Assignment #1 Description


This assignment is intended to help give you something to do to get up to speed in C++ while you also lay the foundation for what you will be doing in Java.

C++: For the C++ section I want you to do the following things. The final code that you submit doesn't have to show your iterations of building things up, just final implementations. There are three requirements on these classes and you will have a total of at least four class. (1) Write an array based stack and an array based queue. (2) Write a list based stack and a list based queue. (3) Template them so that they can used with any type. In addition to writing the classes that implement these things you will also need to write a function that you can pass a stack to and do something with it as well as one that you can pass a queue to and do something with it. Those functions can be part of your test suite that you turn in before the implementations.

For extra credit: make pure virtual base classes Stack and Queue that the implementations are derived from. It is also worth extra credit if your array based versions grow dynamically using new and delete for memory allocation. Make sure to note that I should look for the extra credit in the comments in your code.

 

Java: The the Java part you are doing something that is a fair bit more detailed, I want you to write a simple web spider. The idea is that the user should be able to give the program a URL on the command line. The program should then go find all the sites that page links to and all the sites those sites link to, etc. Because that can basically go on forever, I don't want you to visit any sites that aren't "below" the original site. To make sure it is working, just have your program print out a URL every time you find one, whether you will visit it or not. Make sure you don't revisit any URLs because this can lead to infinite loops.

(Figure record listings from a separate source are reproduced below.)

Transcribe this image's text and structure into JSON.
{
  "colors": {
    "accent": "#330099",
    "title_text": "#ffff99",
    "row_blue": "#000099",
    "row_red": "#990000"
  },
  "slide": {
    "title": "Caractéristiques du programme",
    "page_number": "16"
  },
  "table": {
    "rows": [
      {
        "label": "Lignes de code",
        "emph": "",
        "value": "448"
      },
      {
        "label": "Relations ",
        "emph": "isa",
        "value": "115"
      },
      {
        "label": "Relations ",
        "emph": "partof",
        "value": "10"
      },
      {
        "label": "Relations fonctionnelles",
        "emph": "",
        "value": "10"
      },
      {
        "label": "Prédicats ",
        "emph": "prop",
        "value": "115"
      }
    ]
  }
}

So if I were to enter in "java pda.group1.assn1 http://www.trinity.edu/", your program would print out every web page that page links to. It would also go to each of those pages that are in subdirectories of www.trinity.edu and print out all of their links. I should warn you that this takes a while because Dr. Jensen in Business Administration has a LOT of web pages out there.

In order to do this you will make extensive use of the URL class in java.net. It has nice constructors that help you deal with creating relative links. This is nice because that can be a real pain. You only need to deal with links from tags of the form <a href="link">.

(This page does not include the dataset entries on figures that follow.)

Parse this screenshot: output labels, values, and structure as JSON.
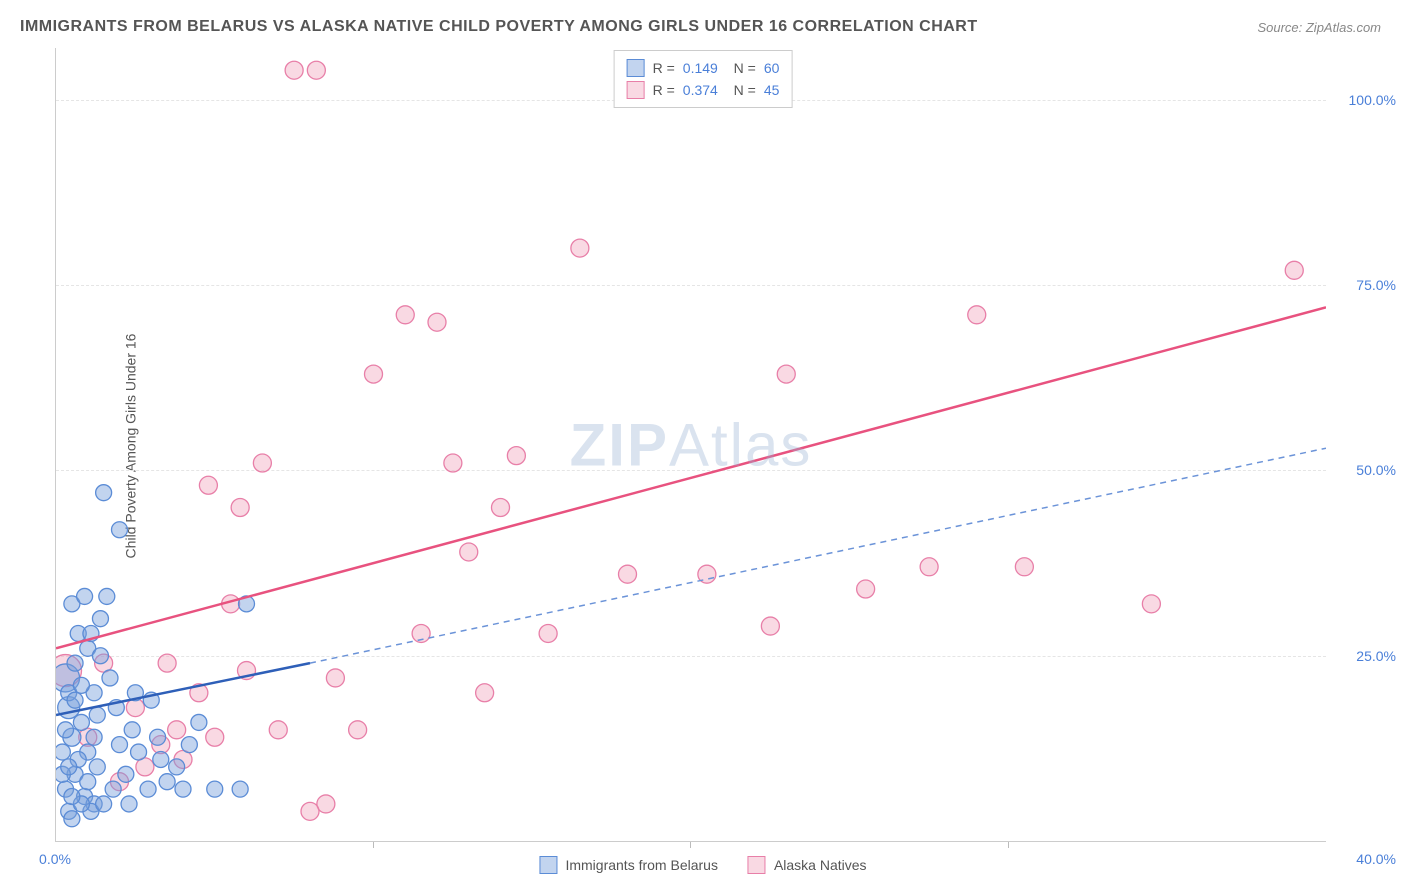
{
  "title": "IMMIGRANTS FROM BELARUS VS ALASKA NATIVE CHILD POVERTY AMONG GIRLS UNDER 16 CORRELATION CHART",
  "source": "Source: ZipAtlas.com",
  "ylabel": "Child Poverty Among Girls Under 16",
  "watermark_bold": "ZIP",
  "watermark_light": "Atlas",
  "chart": {
    "type": "scatter",
    "xlim": [
      0,
      40
    ],
    "ylim": [
      0,
      107
    ],
    "xtick_step": 10,
    "yticks": [
      25,
      50,
      75,
      100
    ],
    "ytick_labels": [
      "25.0%",
      "50.0%",
      "75.0%",
      "100.0%"
    ],
    "xtick_labels": [
      "0.0%",
      "",
      "",
      "",
      "40.0%"
    ],
    "xtick_positions": [
      0,
      10,
      20,
      30,
      40
    ],
    "grid_color": "#e5e5e5",
    "background_color": "#ffffff",
    "title_fontsize": 16,
    "label_fontsize": 14,
    "tick_color": "#4a7fd8",
    "series": [
      {
        "name": "Immigrants from Belarus",
        "color_fill": "rgba(120,160,220,0.45)",
        "color_stroke": "#5b8cd6",
        "trend_color": "#2e5fb8",
        "trend_dashed_color": "#6b93d8",
        "R": "0.149",
        "N": "60",
        "marker_radius": 8,
        "trend_solid": {
          "x1": 0,
          "y1": 17,
          "x2": 8,
          "y2": 24
        },
        "trend_dashed": {
          "x1": 8,
          "y1": 24,
          "x2": 40,
          "y2": 53
        },
        "points": [
          {
            "x": 0.3,
            "y": 22,
            "r": 14
          },
          {
            "x": 0.4,
            "y": 18,
            "r": 11
          },
          {
            "x": 0.5,
            "y": 14,
            "r": 9
          },
          {
            "x": 0.2,
            "y": 12,
            "r": 8
          },
          {
            "x": 0.6,
            "y": 9,
            "r": 8
          },
          {
            "x": 0.3,
            "y": 7,
            "r": 8
          },
          {
            "x": 0.9,
            "y": 6,
            "r": 8
          },
          {
            "x": 1.2,
            "y": 5,
            "r": 8
          },
          {
            "x": 0.4,
            "y": 4,
            "r": 8
          },
          {
            "x": 1.1,
            "y": 4,
            "r": 8
          },
          {
            "x": 1.5,
            "y": 5,
            "r": 8
          },
          {
            "x": 1.0,
            "y": 8,
            "r": 8
          },
          {
            "x": 1.3,
            "y": 10,
            "r": 8
          },
          {
            "x": 0.8,
            "y": 16,
            "r": 8
          },
          {
            "x": 1.2,
            "y": 20,
            "r": 8
          },
          {
            "x": 0.6,
            "y": 24,
            "r": 8
          },
          {
            "x": 1.0,
            "y": 26,
            "r": 8
          },
          {
            "x": 1.4,
            "y": 30,
            "r": 8
          },
          {
            "x": 0.5,
            "y": 32,
            "r": 8
          },
          {
            "x": 1.6,
            "y": 33,
            "r": 8
          },
          {
            "x": 0.7,
            "y": 28,
            "r": 8
          },
          {
            "x": 1.3,
            "y": 17,
            "r": 8
          },
          {
            "x": 2.0,
            "y": 13,
            "r": 8
          },
          {
            "x": 2.4,
            "y": 15,
            "r": 8
          },
          {
            "x": 1.5,
            "y": 47,
            "r": 8
          },
          {
            "x": 2.0,
            "y": 42,
            "r": 8
          },
          {
            "x": 2.6,
            "y": 12,
            "r": 8
          },
          {
            "x": 3.2,
            "y": 14,
            "r": 8
          },
          {
            "x": 3.5,
            "y": 8,
            "r": 8
          },
          {
            "x": 3.0,
            "y": 19,
            "r": 8
          },
          {
            "x": 1.0,
            "y": 12,
            "r": 8
          },
          {
            "x": 2.2,
            "y": 9,
            "r": 8
          },
          {
            "x": 0.8,
            "y": 5,
            "r": 8
          },
          {
            "x": 0.4,
            "y": 20,
            "r": 8
          },
          {
            "x": 1.7,
            "y": 22,
            "r": 8
          },
          {
            "x": 2.9,
            "y": 7,
            "r": 8
          },
          {
            "x": 3.8,
            "y": 10,
            "r": 8
          },
          {
            "x": 4.2,
            "y": 13,
            "r": 8
          },
          {
            "x": 4.5,
            "y": 16,
            "r": 8
          },
          {
            "x": 4.0,
            "y": 7,
            "r": 8
          },
          {
            "x": 5.0,
            "y": 7,
            "r": 8
          },
          {
            "x": 5.8,
            "y": 7,
            "r": 8
          },
          {
            "x": 6.0,
            "y": 32,
            "r": 8
          },
          {
            "x": 0.5,
            "y": 3,
            "r": 8
          },
          {
            "x": 1.8,
            "y": 7,
            "r": 8
          },
          {
            "x": 2.3,
            "y": 5,
            "r": 8
          },
          {
            "x": 0.9,
            "y": 33,
            "r": 8
          },
          {
            "x": 1.1,
            "y": 28,
            "r": 8
          },
          {
            "x": 0.3,
            "y": 15,
            "r": 8
          },
          {
            "x": 0.6,
            "y": 19,
            "r": 8
          },
          {
            "x": 1.4,
            "y": 25,
            "r": 8
          },
          {
            "x": 0.2,
            "y": 9,
            "r": 8
          },
          {
            "x": 0.7,
            "y": 11,
            "r": 8
          },
          {
            "x": 1.9,
            "y": 18,
            "r": 8
          },
          {
            "x": 2.5,
            "y": 20,
            "r": 8
          },
          {
            "x": 3.3,
            "y": 11,
            "r": 8
          },
          {
            "x": 0.5,
            "y": 6,
            "r": 8
          },
          {
            "x": 1.2,
            "y": 14,
            "r": 8
          },
          {
            "x": 0.4,
            "y": 10,
            "r": 8
          },
          {
            "x": 0.8,
            "y": 21,
            "r": 8
          }
        ]
      },
      {
        "name": "Alaska Natives",
        "color_fill": "rgba(240,160,185,0.40)",
        "color_stroke": "#e87fa8",
        "trend_color": "#e8527f",
        "R": "0.374",
        "N": "45",
        "marker_radius": 9,
        "trend_solid": {
          "x1": 0,
          "y1": 26,
          "x2": 40,
          "y2": 72
        },
        "points": [
          {
            "x": 0.3,
            "y": 23,
            "r": 16
          },
          {
            "x": 1.0,
            "y": 14,
            "r": 9
          },
          {
            "x": 2.0,
            "y": 8,
            "r": 9
          },
          {
            "x": 2.5,
            "y": 18,
            "r": 9
          },
          {
            "x": 3.3,
            "y": 13,
            "r": 9
          },
          {
            "x": 3.5,
            "y": 24,
            "r": 9
          },
          {
            "x": 4.0,
            "y": 11,
            "r": 9
          },
          {
            "x": 4.5,
            "y": 20,
            "r": 9
          },
          {
            "x": 4.8,
            "y": 48,
            "r": 9
          },
          {
            "x": 5.5,
            "y": 32,
            "r": 9
          },
          {
            "x": 5.8,
            "y": 45,
            "r": 9
          },
          {
            "x": 6.0,
            "y": 23,
            "r": 9
          },
          {
            "x": 6.5,
            "y": 51,
            "r": 9
          },
          {
            "x": 7.0,
            "y": 15,
            "r": 9
          },
          {
            "x": 7.5,
            "y": 104,
            "r": 9
          },
          {
            "x": 8.2,
            "y": 104,
            "r": 9
          },
          {
            "x": 8.5,
            "y": 5,
            "r": 9
          },
          {
            "x": 8.8,
            "y": 22,
            "r": 9
          },
          {
            "x": 9.5,
            "y": 15,
            "r": 9
          },
          {
            "x": 10.0,
            "y": 63,
            "r": 9
          },
          {
            "x": 11.0,
            "y": 71,
            "r": 9
          },
          {
            "x": 11.5,
            "y": 28,
            "r": 9
          },
          {
            "x": 12.0,
            "y": 70,
            "r": 9
          },
          {
            "x": 12.5,
            "y": 51,
            "r": 9
          },
          {
            "x": 13.0,
            "y": 39,
            "r": 9
          },
          {
            "x": 13.5,
            "y": 20,
            "r": 9
          },
          {
            "x": 14.0,
            "y": 45,
            "r": 9
          },
          {
            "x": 14.5,
            "y": 52,
            "r": 9
          },
          {
            "x": 15.5,
            "y": 28,
            "r": 9
          },
          {
            "x": 16.5,
            "y": 80,
            "r": 9
          },
          {
            "x": 18.0,
            "y": 36,
            "r": 9
          },
          {
            "x": 20.5,
            "y": 36,
            "r": 9
          },
          {
            "x": 22.5,
            "y": 29,
            "r": 9
          },
          {
            "x": 23.0,
            "y": 63,
            "r": 9
          },
          {
            "x": 25.5,
            "y": 34,
            "r": 9
          },
          {
            "x": 27.5,
            "y": 37,
            "r": 9
          },
          {
            "x": 29.0,
            "y": 71,
            "r": 9
          },
          {
            "x": 30.5,
            "y": 37,
            "r": 9
          },
          {
            "x": 34.5,
            "y": 32,
            "r": 9
          },
          {
            "x": 39.0,
            "y": 77,
            "r": 9
          },
          {
            "x": 1.5,
            "y": 24,
            "r": 9
          },
          {
            "x": 2.8,
            "y": 10,
            "r": 9
          },
          {
            "x": 3.8,
            "y": 15,
            "r": 9
          },
          {
            "x": 5.0,
            "y": 14,
            "r": 9
          },
          {
            "x": 8.0,
            "y": 4,
            "r": 9
          }
        ]
      }
    ]
  },
  "legend_bottom": {
    "series1": "Immigrants from Belarus",
    "series2": "Alaska Natives"
  }
}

Only worry about things that the Java URL class deals well with. If it throws an IOException when you create it or when you try to read it then just ignore that link. Also, don't keep the anchors in a link. An anchor is the part after a "#" in a URL. They just point to different parts of the same page so there is no point in reading those in multiple times for this program. To keep things short, you should also exclude links that end with".jpg",".gif", ".png", ".txt", or ".pdf" either lowercase or uppercase. We will probably extend this last bit of functionality later on.

For testing purposes you could try the course homepage "http://www.cs.trinity.edu/~mlewis/CSCI2320-F03/" which is pretty small. To go up a bit you can drop off the course name as the end and do my entire site. A slightly bigger site is Dr. Howland's where mlewis is replaced with jhowland. If you want a real challenge try the Trinity CS or the full Trinity site. (Note that the Trinity CS site is not a subset of the Trinity site because the machine names are different.) You can also try some companies if you want. Let me know if you find some places that are interesting.

For extra credit on the Java part, you can write your code so that it will load and parse websites in parallel. You can make the number of threads fixed or have it be a user option, but make sure I know how to set it. I should note that doing this will require that you do some synchronization because the different threads will almost certainly be working on the same datasets. I suggest this because having threads here can make your program go much faster if it is run on a site with any significant lag time (anything off campus for example). The reason is that when one thread is paused waiting for data from the site, another one can be parsing the data it has already or requesting a different page.